À la frontière de l’Europe, l’IA teste les limites des droits de l’UE
Alors que l’Europe s’efforce de renforcer ses frontières et de limiter la migration irrégulière, l’Union européenne investit des centaines de millions d’euros dans des technologies d’intelligence artificielle — y compris des détecteurs de mensonges, des outils de reconnaissance vocale et des drones.
Les critiques affirment que cela approfondit un double standard dans lequel les règles strictes de l’UE en matière de technologie et de protection des données s’appliquent aux citoyens, mais pas aux migrants cherchant une nouvelle vie.
Élargissement de l’écart entre les valeurs des droits de l’homme et les pratiques de contrôle aux frontières
Les experts notent que l’écart entre les valeurs des droits humains que l’Europe proclame et ses pratiques de contrôle aux frontières est sur le point de se creuser. Les dépenses consacrées aux technologies de frontières alimentées par l’IA continuent d’augmenter, tandis que le Pacte sur la migration et l’asile de la Commission européenne appelle à une numérisation accrue de la gestion des frontières.

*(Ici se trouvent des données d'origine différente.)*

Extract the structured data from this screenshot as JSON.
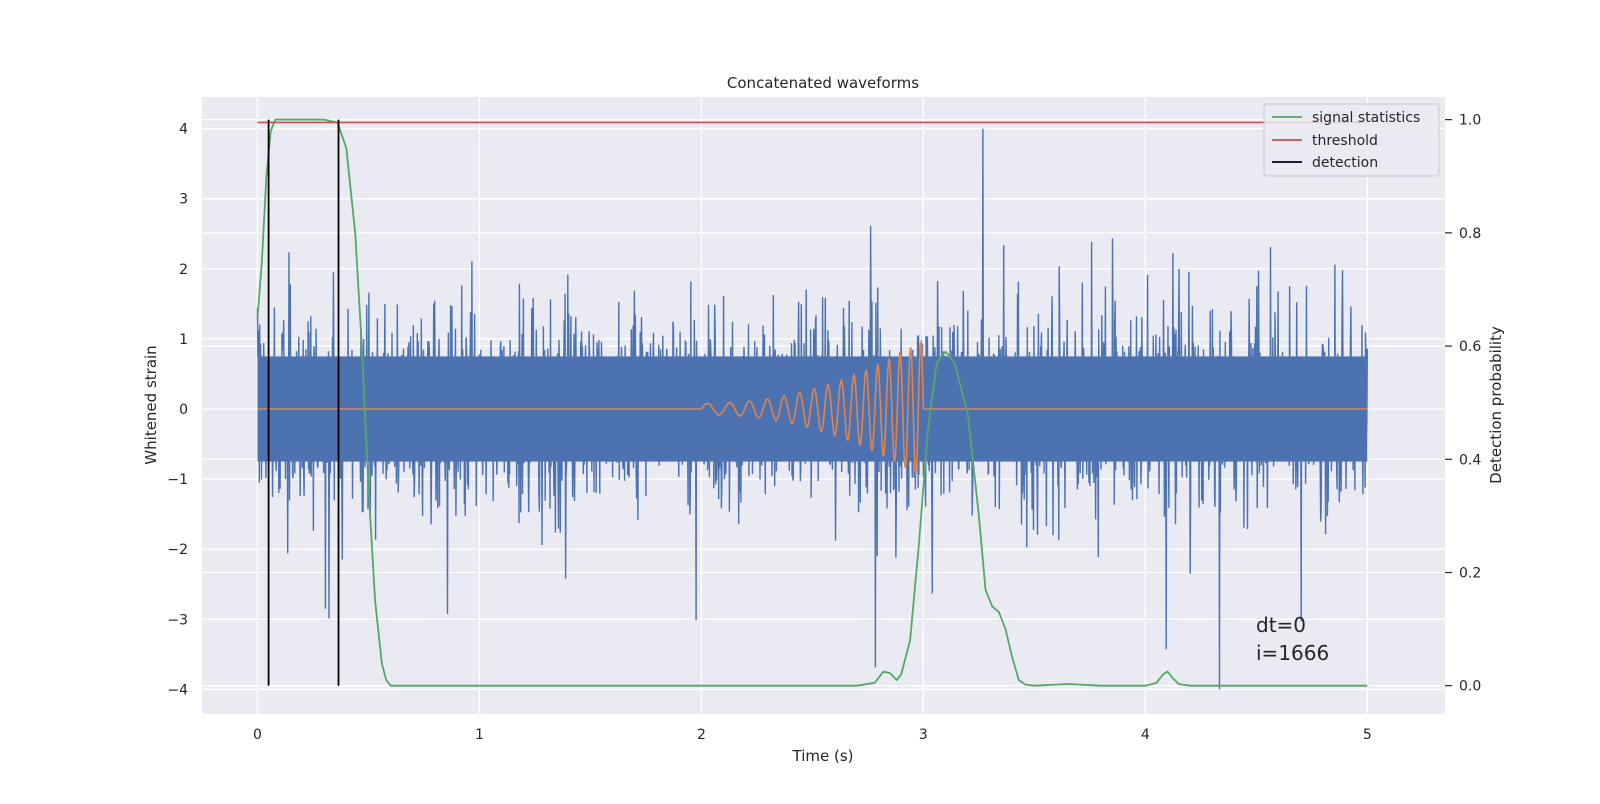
{
  "chart_data": {
    "type": "line",
    "title": "Concatenated waveforms",
    "xlabel": "Time (s)",
    "ylabel_left": "Whitened strain",
    "ylabel_right": "Detection probability",
    "xlim": [
      -0.25,
      5.35
    ],
    "ylim_left": [
      -4.35,
      4.45
    ],
    "ylim_right": [
      -0.05,
      1.04
    ],
    "x_ticks": [
      0,
      1,
      2,
      3,
      4,
      5
    ],
    "x_tick_labels": [
      "0",
      "1",
      "2",
      "3",
      "4",
      "5"
    ],
    "y_left_ticks": [
      4,
      3,
      2,
      1,
      0,
      -1,
      -2,
      -3,
      -4
    ],
    "y_left_tick_labels": [
      "4",
      "3",
      "2",
      "1",
      "0",
      "−1",
      "−2",
      "−3",
      "−4"
    ],
    "y_right_ticks": [
      1.0,
      0.8,
      0.6,
      0.4,
      0.2,
      0.0
    ],
    "y_right_tick_labels": [
      "1.0",
      "0.8",
      "0.6",
      "0.4",
      "0.2",
      "0.0"
    ],
    "grid": true,
    "legend_position": "top-right",
    "legend": [
      {
        "label": "signal statistics",
        "color": "#55a868"
      },
      {
        "label": "threshold",
        "color": "#c44e52"
      },
      {
        "label": "detection",
        "color": "#000000"
      }
    ],
    "series": [
      {
        "name": "whitened strain (noisy)",
        "axis": "left",
        "color": "#4c72b0",
        "x_range": [
          0,
          5
        ],
        "core_amplitude": 0.75,
        "peak_range": [
          -4.0,
          4.0
        ]
      },
      {
        "name": "injected waveform",
        "axis": "left",
        "color": "#dd8452",
        "x_range": [
          0,
          5
        ],
        "chirp_start": 2.0,
        "chirp_end": 3.0,
        "chirp_peak_amplitude": 1.0
      },
      {
        "name": "signal statistics",
        "axis": "right",
        "color": "#55a868",
        "points": [
          [
            0.0,
            0.65
          ],
          [
            0.02,
            0.75
          ],
          [
            0.04,
            0.9
          ],
          [
            0.06,
            0.98
          ],
          [
            0.08,
            1.0
          ],
          [
            0.12,
            1.0
          ],
          [
            0.3,
            1.0
          ],
          [
            0.36,
            0.995
          ],
          [
            0.4,
            0.95
          ],
          [
            0.44,
            0.8
          ],
          [
            0.47,
            0.6
          ],
          [
            0.5,
            0.35
          ],
          [
            0.53,
            0.15
          ],
          [
            0.56,
            0.04
          ],
          [
            0.58,
            0.01
          ],
          [
            0.6,
            0.0
          ],
          [
            2.7,
            0.0
          ],
          [
            2.78,
            0.005
          ],
          [
            2.82,
            0.025
          ],
          [
            2.85,
            0.022
          ],
          [
            2.88,
            0.01
          ],
          [
            2.9,
            0.02
          ],
          [
            2.94,
            0.08
          ],
          [
            2.98,
            0.25
          ],
          [
            3.02,
            0.45
          ],
          [
            3.06,
            0.57
          ],
          [
            3.1,
            0.59
          ],
          [
            3.14,
            0.57
          ],
          [
            3.2,
            0.48
          ],
          [
            3.25,
            0.3
          ],
          [
            3.28,
            0.17
          ],
          [
            3.31,
            0.14
          ],
          [
            3.34,
            0.13
          ],
          [
            3.37,
            0.1
          ],
          [
            3.4,
            0.05
          ],
          [
            3.43,
            0.01
          ],
          [
            3.46,
            0.002
          ],
          [
            3.5,
            0.0
          ],
          [
            3.65,
            0.003
          ],
          [
            3.8,
            0.0
          ],
          [
            4.0,
            0.0
          ],
          [
            4.05,
            0.005
          ],
          [
            4.08,
            0.02
          ],
          [
            4.1,
            0.025
          ],
          [
            4.12,
            0.015
          ],
          [
            4.15,
            0.003
          ],
          [
            4.2,
            0.0
          ],
          [
            5.0,
            0.0
          ]
        ]
      },
      {
        "name": "threshold",
        "axis": "right",
        "color": "#c44e52",
        "x_range": [
          0,
          5
        ],
        "value": 0.995
      },
      {
        "name": "detection",
        "axis": "right",
        "color": "#000000",
        "x": [
          0.05,
          0.365
        ],
        "y_range": [
          0.0,
          1.0
        ]
      }
    ],
    "annotations": [
      {
        "text": "dt=0",
        "x": 4.5,
        "y": -3.0
      },
      {
        "text": "i=1666",
        "x": 4.5,
        "y": -3.4
      }
    ]
  }
}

Les critiques mettent également en garde que les technologies développées pour le contrôle de la migration ne restent que rarement à la frontière. Les outils initialement déployés sur les migrants peuvent être réutilisés pour l’application de la loi nationale, brouillant la ligne entre la gestion de la migration et la sécurité intérieure.

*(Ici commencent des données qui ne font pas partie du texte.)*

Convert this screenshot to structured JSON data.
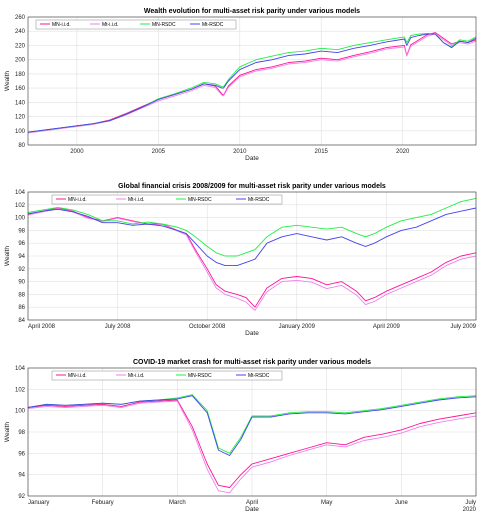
{
  "chart_data": [
    {
      "type": "line",
      "title": "Wealth evolution for multi-asset risk parity under various models",
      "xlabel": "Date",
      "ylabel": "Wealth",
      "xlim": [
        1997.0,
        2024.5
      ],
      "ylim": [
        80,
        260
      ],
      "yticks": [
        80,
        100,
        120,
        140,
        160,
        180,
        200,
        220,
        240,
        260
      ],
      "xticks": [
        {
          "at": 2000,
          "label": "2000"
        },
        {
          "at": 2005,
          "label": "2005"
        },
        {
          "at": 2010,
          "label": "2010"
        },
        {
          "at": 2015,
          "label": "2015"
        },
        {
          "at": 2020,
          "label": "2020"
        }
      ],
      "grid": true,
      "legend": "top-left",
      "x": [
        1997.0,
        1998.0,
        1999.0,
        2000.0,
        2001.0,
        2002.0,
        2003.0,
        2004.0,
        2005.0,
        2006.0,
        2007.0,
        2007.8,
        2008.5,
        2008.9,
        2009.0,
        2009.3,
        2010.0,
        2011.0,
        2012.0,
        2013.0,
        2014.0,
        2015.0,
        2016.0,
        2017.0,
        2018.0,
        2019.0,
        2020.1,
        2020.25,
        2020.5,
        2021.0,
        2021.5,
        2022.0,
        2022.5,
        2023.0,
        2023.5,
        2024.0,
        2024.5
      ],
      "series": [
        {
          "name": "MN-i.i.d.",
          "color": "#ff1493",
          "values": [
            98,
            101,
            104,
            107,
            110,
            115,
            124,
            134,
            144,
            151,
            158,
            166,
            163,
            152,
            150,
            163,
            178,
            186,
            190,
            196,
            198,
            202,
            200,
            206,
            211,
            217,
            220,
            206,
            221,
            228,
            235,
            238,
            230,
            222,
            226,
            224,
            228
          ]
        },
        {
          "name": "Mt-i.i.d.",
          "color": "#ee82ee",
          "values": [
            97,
            100,
            103,
            106,
            109,
            114,
            122,
            132,
            142,
            149,
            156,
            164,
            161,
            150,
            149,
            161,
            176,
            184,
            188,
            194,
            196,
            200,
            198,
            204,
            209,
            215,
            218,
            205,
            219,
            226,
            233,
            236,
            228,
            220,
            224,
            222,
            226
          ]
        },
        {
          "name": "MN-RSDC",
          "color": "#22ee44",
          "values": [
            98,
            101,
            104,
            107,
            110,
            114,
            123,
            133,
            145,
            152,
            160,
            168,
            166,
            162,
            162,
            172,
            190,
            200,
            205,
            210,
            212,
            216,
            214,
            220,
            224,
            228,
            232,
            224,
            234,
            236,
            237,
            236,
            224,
            218,
            228,
            226,
            232
          ]
        },
        {
          "name": "Mt-RSDC",
          "color": "#4444ee",
          "values": [
            98,
            101,
            104,
            107,
            110,
            114,
            123,
            133,
            144,
            151,
            158,
            166,
            164,
            160,
            160,
            170,
            186,
            196,
            200,
            206,
            208,
            212,
            210,
            216,
            220,
            225,
            229,
            220,
            231,
            234,
            236,
            236,
            224,
            217,
            226,
            224,
            230
          ]
        }
      ]
    },
    {
      "type": "line",
      "title": "Global financial crisis 2008/2009 for multi-asset risk parity under various models",
      "xlabel": "Date",
      "ylabel": "Wealth",
      "xlim": [
        0,
        15
      ],
      "ylim": [
        84,
        104
      ],
      "yticks": [
        84,
        86,
        88,
        90,
        92,
        94,
        96,
        98,
        100,
        102,
        104
      ],
      "xticks": [
        {
          "at": 0,
          "label": "April 2008"
        },
        {
          "at": 3,
          "label": "July 2008"
        },
        {
          "at": 6,
          "label": "October 2008"
        },
        {
          "at": 9,
          "label": "January 2009"
        },
        {
          "at": 12,
          "label": "April 2009"
        },
        {
          "at": 15,
          "label": "July 2009"
        }
      ],
      "grid": true,
      "legend": "top",
      "x": [
        0,
        0.5,
        1.0,
        1.5,
        2.0,
        2.5,
        3.0,
        3.5,
        4.0,
        4.5,
        5.0,
        5.3,
        5.6,
        6.0,
        6.3,
        6.6,
        7.0,
        7.3,
        7.6,
        8.0,
        8.5,
        9.0,
        9.5,
        10.0,
        10.5,
        11.0,
        11.3,
        11.6,
        12.0,
        12.5,
        13.0,
        13.5,
        14.0,
        14.5,
        15.0
      ],
      "series": [
        {
          "name": "MN-i.i.d.",
          "color": "#ff1493",
          "values": [
            100.5,
            101,
            101.5,
            101,
            100,
            99.5,
            100,
            99.5,
            99,
            99,
            98,
            97.5,
            95,
            92,
            89.5,
            88.5,
            88,
            87.5,
            86,
            89,
            90.5,
            90.8,
            90.5,
            89.5,
            90,
            88.5,
            87,
            87.5,
            88.5,
            89.5,
            90.5,
            91.5,
            93,
            94,
            94.5
          ]
        },
        {
          "name": "Mt-i.i.d.",
          "color": "#ee82ee",
          "values": [
            100.4,
            100.9,
            101.4,
            100.9,
            99.9,
            99.4,
            99.9,
            99.4,
            98.9,
            98.9,
            97.9,
            97.3,
            94.7,
            91.5,
            89,
            88,
            87.4,
            86.8,
            85.5,
            88.4,
            90,
            90.2,
            89.9,
            88.9,
            89.4,
            87.9,
            86.4,
            86.9,
            88,
            89,
            90,
            91,
            92.5,
            93.5,
            94
          ]
        },
        {
          "name": "MN-RSDC",
          "color": "#22ee44",
          "values": [
            100.8,
            101.2,
            101.6,
            101.2,
            100.5,
            99.5,
            99.5,
            99,
            99.3,
            99,
            98.5,
            98,
            97,
            95.5,
            94.5,
            94,
            94,
            94.5,
            95,
            97,
            98.5,
            98.8,
            98.5,
            98.2,
            98.5,
            97.5,
            97,
            97.5,
            98.5,
            99.5,
            100,
            100.5,
            101.5,
            102.5,
            103
          ]
        },
        {
          "name": "Mt-RSDC",
          "color": "#4444ee",
          "values": [
            100.6,
            101,
            101.3,
            100.9,
            100.2,
            99.2,
            99.2,
            98.8,
            99,
            98.7,
            98,
            97.5,
            96,
            94,
            93,
            92.5,
            92.5,
            93,
            93.5,
            96,
            97,
            97.5,
            97,
            96.5,
            97,
            96,
            95.5,
            96,
            97,
            98,
            98.5,
            99.5,
            100.5,
            101,
            101.5
          ]
        }
      ]
    },
    {
      "type": "line",
      "title": "COVID-19 market crash for multi-asset risk parity under various models",
      "xlabel": "Date",
      "ylabel": "Wealth",
      "xlim": [
        0,
        6
      ],
      "ylim": [
        92,
        104
      ],
      "yticks": [
        92,
        94,
        96,
        98,
        100,
        102,
        104
      ],
      "xticks": [
        {
          "at": 0,
          "label": "January"
        },
        {
          "at": 1,
          "label": "Febuary"
        },
        {
          "at": 2,
          "label": "March"
        },
        {
          "at": 3,
          "label": "April"
        },
        {
          "at": 4,
          "label": "May"
        },
        {
          "at": 5,
          "label": "June"
        },
        {
          "at": 6,
          "label": "July"
        }
      ],
      "year_label": "2020",
      "grid": true,
      "legend": "top",
      "x": [
        0,
        0.25,
        0.5,
        0.75,
        1.0,
        1.25,
        1.5,
        1.75,
        2.0,
        2.2,
        2.4,
        2.55,
        2.7,
        2.85,
        3.0,
        3.25,
        3.5,
        3.75,
        4.0,
        4.25,
        4.5,
        4.75,
        5.0,
        5.25,
        5.5,
        5.75,
        6.0
      ],
      "series": [
        {
          "name": "MN-i.i.d.",
          "color": "#ff1493",
          "values": [
            100.3,
            100.5,
            100.4,
            100.5,
            100.6,
            100.4,
            100.8,
            100.9,
            101.0,
            98.5,
            95.0,
            93.0,
            92.8,
            94.0,
            95.0,
            95.5,
            96.0,
            96.5,
            97.0,
            96.8,
            97.5,
            97.8,
            98.2,
            98.8,
            99.2,
            99.5,
            99.8
          ]
        },
        {
          "name": "Mt-i.i.d.",
          "color": "#ee82ee",
          "values": [
            100.2,
            100.4,
            100.3,
            100.4,
            100.5,
            100.3,
            100.7,
            100.8,
            100.9,
            98.2,
            94.5,
            92.5,
            92.3,
            93.6,
            94.7,
            95.2,
            95.8,
            96.3,
            96.8,
            96.6,
            97.2,
            97.5,
            97.9,
            98.5,
            98.9,
            99.2,
            99.5
          ]
        },
        {
          "name": "MN-RSDC",
          "color": "#22ee44",
          "values": [
            100.3,
            100.6,
            100.5,
            100.6,
            100.7,
            100.6,
            100.9,
            101.0,
            101.2,
            101.5,
            100.0,
            96.5,
            96.0,
            97.5,
            99.5,
            99.5,
            99.8,
            99.9,
            99.9,
            99.8,
            100.0,
            100.2,
            100.5,
            100.8,
            101.1,
            101.3,
            101.4
          ]
        },
        {
          "name": "Mt-RSDC",
          "color": "#4444ee",
          "values": [
            100.3,
            100.6,
            100.5,
            100.6,
            100.7,
            100.6,
            100.9,
            101.0,
            101.1,
            101.4,
            99.8,
            96.3,
            95.8,
            97.3,
            99.4,
            99.4,
            99.7,
            99.8,
            99.8,
            99.7,
            99.9,
            100.1,
            100.4,
            100.7,
            101.0,
            101.2,
            101.3
          ]
        }
      ]
    }
  ]
}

Augmentation des financements et réduction des garanties
Entre 2007 et 2020, l’Union européenne a dépensé 341 millions d’euros pour des projets de contrôle des frontières impliquant une forme d’IA. Depuis 2020, le financement de l’UE disponible pour les États membres pour les programmes de contrôle des frontières a augmenté de 45%. Plus de 70 % de ce financement a été dirigé vers de nouvelles infrastructures, y compris des outils d’IA et le développement de systèmes de données pour surveiller la migration.
Parallèlement à l’augmentation des dépenses, des lacunes dans les réglementations strictes de l’UE en matière d’IA permettent une utilisation large de la technologie dans les contextes de migration et de sécurité.

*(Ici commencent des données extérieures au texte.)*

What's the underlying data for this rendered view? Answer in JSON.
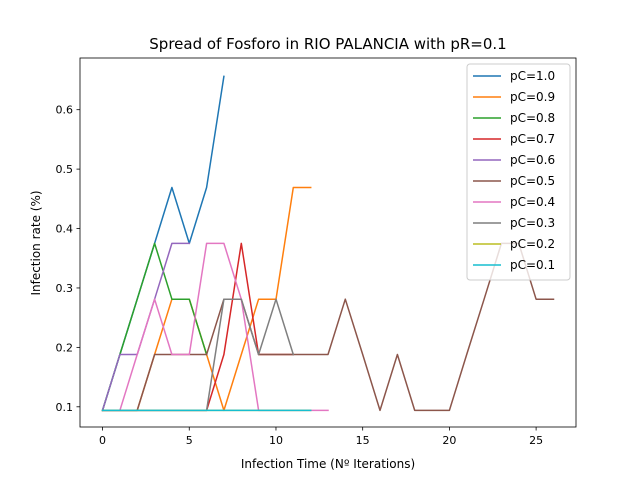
{
  "chart_data": {
    "type": "line",
    "title": "Spread of Fosforo in RIO PALANCIA with pR=0.1",
    "xlabel": "Infection Time (Nº Iterations)",
    "ylabel": "Infection rate (%)",
    "xlim": [
      -1.3,
      27.3
    ],
    "ylim": [
      0.066,
      0.687
    ],
    "xticks": [
      0,
      5,
      10,
      15,
      20,
      25
    ],
    "yticks": [
      0.1,
      0.2,
      0.3,
      0.4,
      0.5,
      0.6
    ],
    "grid": false,
    "legend_position": "top-right",
    "series": [
      {
        "name": "pC=1.0",
        "color": "#1f77b4",
        "x": [
          0,
          1,
          2,
          3,
          4,
          5,
          6,
          7
        ],
        "y": [
          0.094,
          0.188,
          0.281,
          0.375,
          0.469,
          0.375,
          0.469,
          0.656
        ]
      },
      {
        "name": "pC=0.9",
        "color": "#ff7f0e",
        "x": [
          0,
          1,
          2,
          3,
          4,
          5,
          6,
          7,
          8,
          9,
          10,
          11,
          12
        ],
        "y": [
          0.094,
          0.094,
          0.094,
          0.188,
          0.281,
          0.281,
          0.188,
          0.094,
          0.188,
          0.281,
          0.281,
          0.469,
          0.469
        ]
      },
      {
        "name": "pC=0.8",
        "color": "#2ca02c",
        "x": [
          0,
          1,
          2,
          3,
          4,
          5,
          6
        ],
        "y": [
          0.094,
          0.188,
          0.281,
          0.375,
          0.281,
          0.281,
          0.188
        ]
      },
      {
        "name": "pC=0.7",
        "color": "#d62728",
        "x": [
          0,
          1,
          2,
          3,
          4,
          5,
          6,
          7,
          8,
          9,
          10,
          11
        ],
        "y": [
          0.094,
          0.094,
          0.094,
          0.094,
          0.094,
          0.094,
          0.094,
          0.188,
          0.375,
          0.188,
          0.188,
          0.188
        ]
      },
      {
        "name": "pC=0.6",
        "color": "#9467bd",
        "x": [
          0,
          1,
          2,
          3,
          4,
          5
        ],
        "y": [
          0.094,
          0.188,
          0.188,
          0.281,
          0.375,
          0.375
        ]
      },
      {
        "name": "pC=0.5",
        "color": "#8c564b",
        "x": [
          0,
          1,
          2,
          3,
          4,
          5,
          6,
          7,
          8,
          9,
          10,
          11,
          12,
          13,
          14,
          15,
          16,
          17,
          18,
          19,
          20,
          21,
          22,
          23,
          24,
          25,
          26
        ],
        "y": [
          0.094,
          0.094,
          0.094,
          0.188,
          0.188,
          0.188,
          0.188,
          0.281,
          0.281,
          0.188,
          0.188,
          0.188,
          0.188,
          0.188,
          0.281,
          0.188,
          0.094,
          0.188,
          0.094,
          0.094,
          0.094,
          0.188,
          0.281,
          0.375,
          0.375,
          0.281,
          0.281
        ]
      },
      {
        "name": "pC=0.4",
        "color": "#e377c2",
        "x": [
          0,
          1,
          2,
          3,
          4,
          5,
          6,
          7,
          8,
          9,
          10,
          11,
          12,
          13
        ],
        "y": [
          0.094,
          0.094,
          0.188,
          0.281,
          0.188,
          0.188,
          0.375,
          0.375,
          0.281,
          0.094,
          0.094,
          0.094,
          0.094,
          0.094
        ]
      },
      {
        "name": "pC=0.3",
        "color": "#7f7f7f",
        "x": [
          0,
          1,
          2,
          3,
          4,
          5,
          6,
          7,
          8,
          9,
          10,
          11
        ],
        "y": [
          0.094,
          0.094,
          0.094,
          0.094,
          0.094,
          0.094,
          0.094,
          0.281,
          0.281,
          0.188,
          0.281,
          0.188
        ]
      },
      {
        "name": "pC=0.2",
        "color": "#bcbd22",
        "x": [
          0,
          1,
          2,
          3,
          4,
          5,
          6,
          7,
          8,
          9,
          10,
          11,
          12
        ],
        "y": [
          0.094,
          0.094,
          0.094,
          0.094,
          0.094,
          0.094,
          0.094,
          0.094,
          0.094,
          0.094,
          0.094,
          0.094,
          0.094
        ]
      },
      {
        "name": "pC=0.1",
        "color": "#17becf",
        "x": [
          0,
          1,
          2,
          3,
          4,
          5,
          6,
          7,
          8,
          9,
          10,
          11,
          12
        ],
        "y": [
          0.094,
          0.094,
          0.094,
          0.094,
          0.094,
          0.094,
          0.094,
          0.094,
          0.094,
          0.094,
          0.094,
          0.094,
          0.094
        ]
      }
    ]
  }
}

La loi sur l’IA de l’UE interdit les technologies de reconnaissance faciale et les évaluations de risque criminel, mais permet l’utilisation d’outils tels que les détecteurs de mensonges et les systèmes d’extraction de données de téléphones mobiles sous supervision. D’autres technologies d’IA pour la migration, comme les outils de prévision utilisés pour prédire les flux migratoires irréguliers, font face à peu de garanties réglementaires.
Inquiétudes éthiques et conséquences
Les préoccupations éthiques vont au-delà de la réglementation. Une approche permissive du contrôle numérisé de la migration place la politique de l’UE en contradiction avec le Traité des droits fondamentaux de l’Union européenne et pourrait finalement saper les protections pour les citoyens également.
Des technologies d’IA de migration sont déjà testées ou utilisées par des autorités nationales dans plusieurs pays. Les technologies de détection de mensonges sont testées, tandis que l’extraction des données des téléphones mobiles est utilisée dans d’autres États. Les autorités s’appuient sur l’IA pour vérifier des documents, évaluer des risques de sécurité, reconnaître des dialectes régionaux des demandeurs d’asile, collecter des données biométriques et piloter des drones militaires dans la Méditerranée.
Le système ETIAS sous surveillance
Au-delà des lacunes liées à l’IA, les migrants et les demandeurs d’asile ne bénéficient pas des mêmes protections de données que les citoyens européens. Un exemple marquant est le système ETIAS, qui doit entrer en vigueur à la fin de 2026, conçu pour filtrer les voyageurs en fonction des risques de sécurité et de migration irrégulière.
La portée de la collecte de données et son intégration dans des bases de données interconnectées de l’UE suscitent des inquiétudes parmi les défenseurs de la vie privée. Une affaire portée devant un tribunal belge argue que l’ETIAS constitue une « ingérence disproportionnée » dans les droits fondamentaux des migrants.
Conclusion
Depuis des décennies, l’Europe est un leader mondial en matière de réglementation numérique et de protection des données. Cependant, alors que le bloc poursuit une politique de frontières plus stricte et de plus en plus numérisée, la contradiction entre son cadre de droits de l’homme et ses pratiques de sécurité aux frontières sera encore plus évidente.